= Carl Nordenfalk =

Swedish art historian (1907–1992)

Carl Nordenfalk (13 December 1907 – 13 June 1992) was a Swedish art historian, academic and director of the Swedish Nationalmuseum from 1958 to 1968.

He is best known for his work on Late Antique illuminations, especially those linked to the Gospel Canon Tables. In addition, he contributed to the study of modern painters, including Vincent van Gogh and Rembrandt. He was elected to the American Philosophical Society in 1970 and the American Academy of Arts and Sciences in 1974.

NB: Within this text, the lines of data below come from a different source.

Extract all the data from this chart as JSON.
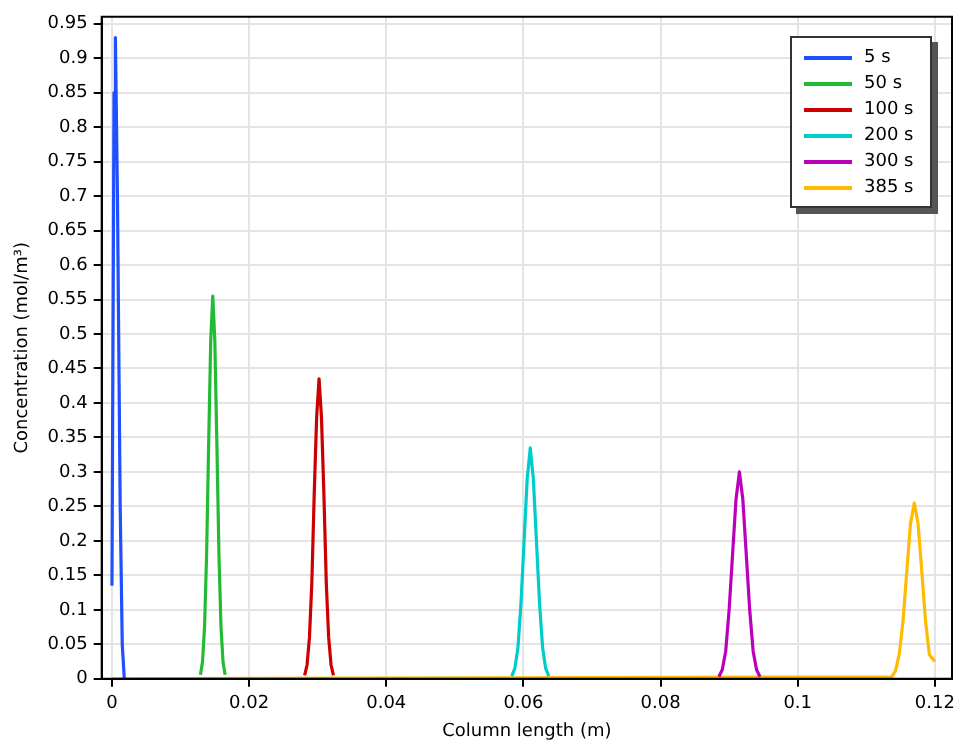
{
  "chart_data": {
    "type": "line",
    "xlabel": "Column length (m)",
    "ylabel": "Concentration (mol/m³)",
    "xlim": [
      -0.0015,
      0.1225
    ],
    "xticks": [
      0,
      0.02,
      0.04,
      0.06,
      0.08,
      0.1,
      0.12
    ],
    "ylim": [
      0,
      0.96
    ],
    "yticks": [
      0,
      0.05,
      0.1,
      0.15,
      0.2,
      0.25,
      0.3,
      0.35,
      0.4,
      0.45,
      0.5,
      0.55,
      0.6,
      0.65,
      0.7,
      0.75,
      0.8,
      0.85,
      0.9,
      0.95
    ],
    "grid": true,
    "legend": "top right",
    "marker": "none",
    "line_style": "solid",
    "series": [
      {
        "name": "5 s",
        "color": "#1f4fff",
        "x": [
          0,
          0.0003,
          0.0005,
          0.0008,
          0.0012,
          0.0015,
          0.0018
        ],
        "values": [
          0.135,
          0.85,
          0.93,
          0.7,
          0.25,
          0.05,
          0
        ]
      },
      {
        "name": "50 s",
        "color": "#22bb33",
        "x": [
          0.0129,
          0.0132,
          0.0135,
          0.0138,
          0.0141,
          0.0144,
          0.0147,
          0.015,
          0.0153,
          0.0156,
          0.0159,
          0.0162,
          0.0165
        ],
        "values": [
          0.006,
          0.024,
          0.075,
          0.18,
          0.34,
          0.49,
          0.555,
          0.49,
          0.34,
          0.18,
          0.075,
          0.024,
          0.006
        ]
      },
      {
        "name": "100 s",
        "color": "#cc0000",
        "x": [
          0.0281,
          0.02845,
          0.0288,
          0.02915,
          0.0295,
          0.02985,
          0.0302,
          0.03055,
          0.0309,
          0.03125,
          0.0316,
          0.03195,
          0.0323
        ],
        "values": [
          0.005,
          0.02,
          0.06,
          0.14,
          0.27,
          0.38,
          0.435,
          0.38,
          0.27,
          0.14,
          0.06,
          0.02,
          0.005
        ]
      },
      {
        "name": "200 s",
        "color": "#00cccc",
        "x": [
          0.0583,
          0.05875,
          0.0592,
          0.05965,
          0.0601,
          0.06055,
          0.061,
          0.06145,
          0.0619,
          0.06235,
          0.0628,
          0.06325,
          0.0637
        ],
        "values": [
          0.004,
          0.015,
          0.045,
          0.11,
          0.2,
          0.29,
          0.335,
          0.29,
          0.2,
          0.11,
          0.045,
          0.015,
          0.004
        ]
      },
      {
        "name": "300 s",
        "color": "#bb00bb",
        "x": [
          0.0885,
          0.089,
          0.0895,
          0.09,
          0.0905,
          0.091,
          0.0915,
          0.092,
          0.0925,
          0.093,
          0.0935,
          0.094,
          0.0945
        ],
        "values": [
          0.003,
          0.013,
          0.04,
          0.1,
          0.18,
          0.26,
          0.3,
          0.26,
          0.18,
          0.1,
          0.04,
          0.013,
          0.003
        ]
      },
      {
        "name": "385 s",
        "color": "#ffbb00",
        "x": [
          0,
          0.1137,
          0.11425,
          0.1148,
          0.11535,
          0.1159,
          0.11645,
          0.117,
          0.11755,
          0.1181,
          0.11865,
          0.1192,
          0.12
        ],
        "values": [
          0,
          0.003,
          0.011,
          0.035,
          0.083,
          0.155,
          0.225,
          0.255,
          0.225,
          0.155,
          0.083,
          0.035,
          0.025
        ]
      }
    ]
  }
}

== Partial List of Publications ==
- Die spätantiken Kanontafeln: kunstgeschichtliche Studien über die eusebianische Evangelien-konkordanz in den vier ersten Jahrhunderten ihrer Geschichte (1938) Carl Nordenfalk. O. Isacsons boktryckeri a.-b., Göteborg, 320 pp.
- Early Medieval Painting, from the Fourth to the Eleventh Century (1957) André Grabar and Carl Nordenfalk. Editions D'Art Albert Skira, Geneva - New York, 243 pp.
- Romanesque Painting, from the Eleventh to the Thirteenth Century (1958) André Grabar and Carl Nordenfalk. Editions D'Art Albert Skira, Geneva - New York, 231 pp.